The Feminist Domestic
A few months ago mr. mraynes was teaching an Elder’s Quorum lesson on unity, specifically unity within the family. A brother in our ward called him out and dismissed what mr. mraynes was teaching, saying in effect “your wife is a feminist and I know how your family works.” mr. mraynes was understandably bemused at the situation mostly because this brother had entirely missed the point of the lesson but also because this man had presumed to know what our family was like based on his own stereotype.
One of the reasons that this brother in our ward felt comfortable judging our family was because we do fit the stereotype of what many people think a feminist family looks like. I have been the career woman, mr. mraynes the stay-at-home daddy. I financially provide for our family, mr. mraynes does the child care and housework. But role reversal does not necessarily assume a feminist household. In fact, most of the feminists I know lead a very traditional lifestyle and still manage to have perfectly progressive marriages. Having a rigid stereotype of what other people are like does not allow for the natural fluidity of life. Yes, mr. mraynes and I have been living a “non-traditional” life but it will not last forever. In fact, we are only weeks away from doing a complete 180 and switching roles once more. mr. mraynes has just landed his first job since finishing his doctoral program and so we are moving to Denver where I will be a full time stay-at-home mom. (By the way, I am waving desperately at all you Denver feminist out there and hoping you’ll be friends with me.) I admit to being nervous; our life for the past three years has worked really well for me and I’m not sure that I will cut it as the primary nurturer. mr. mraynes and I have had many discussions specifically addressing our concerns with this transition. We have had to be open and honest with one another and share things that have been quite uncomfortable to say out loud. For example, I knew that I could not stand the isolation of living in the suburbs while mr. mraynes commuted to his exciting job in the city. I did not want to live on my own Revolutionary Road and so we decided that we would sacrifice space and money by living downtown in a small condo.
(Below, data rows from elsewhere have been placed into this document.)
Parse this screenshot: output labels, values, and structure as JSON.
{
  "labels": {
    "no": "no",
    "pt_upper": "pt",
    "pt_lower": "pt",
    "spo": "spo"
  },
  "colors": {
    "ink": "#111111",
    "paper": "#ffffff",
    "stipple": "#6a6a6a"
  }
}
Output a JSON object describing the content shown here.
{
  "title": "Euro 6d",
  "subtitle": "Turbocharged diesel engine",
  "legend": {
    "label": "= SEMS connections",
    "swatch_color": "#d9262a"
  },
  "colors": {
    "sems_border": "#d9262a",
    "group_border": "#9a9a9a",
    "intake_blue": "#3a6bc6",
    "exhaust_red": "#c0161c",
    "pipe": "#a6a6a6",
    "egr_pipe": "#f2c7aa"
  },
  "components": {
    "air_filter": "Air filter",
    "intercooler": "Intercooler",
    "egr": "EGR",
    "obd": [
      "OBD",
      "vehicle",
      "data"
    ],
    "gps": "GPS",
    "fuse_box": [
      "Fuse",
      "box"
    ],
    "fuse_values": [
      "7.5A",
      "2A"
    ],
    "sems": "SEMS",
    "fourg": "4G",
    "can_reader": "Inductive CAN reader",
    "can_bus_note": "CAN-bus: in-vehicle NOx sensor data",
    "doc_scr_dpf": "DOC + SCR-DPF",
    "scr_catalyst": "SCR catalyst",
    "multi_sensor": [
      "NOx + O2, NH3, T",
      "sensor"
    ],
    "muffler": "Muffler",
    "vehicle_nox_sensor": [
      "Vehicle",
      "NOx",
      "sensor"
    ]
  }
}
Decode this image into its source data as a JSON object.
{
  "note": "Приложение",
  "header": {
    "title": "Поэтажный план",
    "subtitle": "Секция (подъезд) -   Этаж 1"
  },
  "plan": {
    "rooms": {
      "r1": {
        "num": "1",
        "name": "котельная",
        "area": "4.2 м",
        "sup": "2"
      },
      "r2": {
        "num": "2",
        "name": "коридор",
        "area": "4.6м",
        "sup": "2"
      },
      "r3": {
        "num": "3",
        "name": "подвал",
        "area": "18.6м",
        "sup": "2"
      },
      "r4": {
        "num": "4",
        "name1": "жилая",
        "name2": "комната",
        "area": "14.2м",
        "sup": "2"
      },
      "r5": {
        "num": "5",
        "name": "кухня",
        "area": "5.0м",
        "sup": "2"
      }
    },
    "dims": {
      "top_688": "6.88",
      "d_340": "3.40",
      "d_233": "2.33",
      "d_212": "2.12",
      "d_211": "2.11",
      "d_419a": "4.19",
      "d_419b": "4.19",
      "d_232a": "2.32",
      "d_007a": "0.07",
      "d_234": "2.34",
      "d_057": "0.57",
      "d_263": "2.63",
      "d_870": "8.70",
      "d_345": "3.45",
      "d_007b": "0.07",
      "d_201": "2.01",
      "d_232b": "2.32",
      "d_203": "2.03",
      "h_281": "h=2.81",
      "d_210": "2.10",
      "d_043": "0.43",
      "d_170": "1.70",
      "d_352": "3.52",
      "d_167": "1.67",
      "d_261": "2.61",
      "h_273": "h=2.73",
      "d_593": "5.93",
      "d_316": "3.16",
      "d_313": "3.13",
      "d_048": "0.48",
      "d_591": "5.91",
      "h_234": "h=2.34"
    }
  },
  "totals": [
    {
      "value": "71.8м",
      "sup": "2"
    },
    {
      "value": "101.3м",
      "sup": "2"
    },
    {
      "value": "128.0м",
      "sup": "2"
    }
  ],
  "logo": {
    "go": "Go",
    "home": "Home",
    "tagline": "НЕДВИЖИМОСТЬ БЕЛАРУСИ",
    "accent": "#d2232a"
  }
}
While we both feel a little guilty for not following in the prescribed pattern for upper-middle class families, in the end you have to be self-aware and do what is best for everybody in the family. We both knew that isolation was dangerous for my mental health and so we made a decision together about what would work best for us. There is nothing groundbreaking in this wisdom; having a feminist marriage does not mean I get to walk all over my husband and make all of the decisions. Rather, it guarantees that both parties are respected and affirmed in the relationship. It is perhaps this subtlety in a feminist marriage that is difficult to see from the outside. (I am using feminist marriage in the broadest sense here–meaning gender-equitable. You don’t necessarily have to self-identify as a feminist in order to have a feminist marriage.) The worldview of people like the brother in our ward assumes that women like me are “ball-busters” and that I “wear the pants” in the family but this has nothing to do with my marriage or any other feminist marriage I know.
The truth is none of us can really know what another’s family dynamic is really like. But it serves us nothing to remain in the ignorance of our own (mis-)understanding and not at least try to explore our differences and similarities. Ever since that Sunday I have though a lot about what it means to be a feminist and part of a family; I realize there are a lot of misconceptions out there about feminists and there is almost nothing positive written about their relationships with their own families. Perhaps this is our fault, so I thought I would endeavor to fill that gap by writing a series of posts on my experience as a feminist and how it affects my relationship with my husband and children, how it affects my parenting style and domestic prowess. These are, of course, my own experiences and I would expect that many of you have experienced something different. I invite you to share them here. We are all striving to do what is best for our families no matter what role we play; perhaps in sharing our individual experiences we can maximize the good effects of our feminism on our families.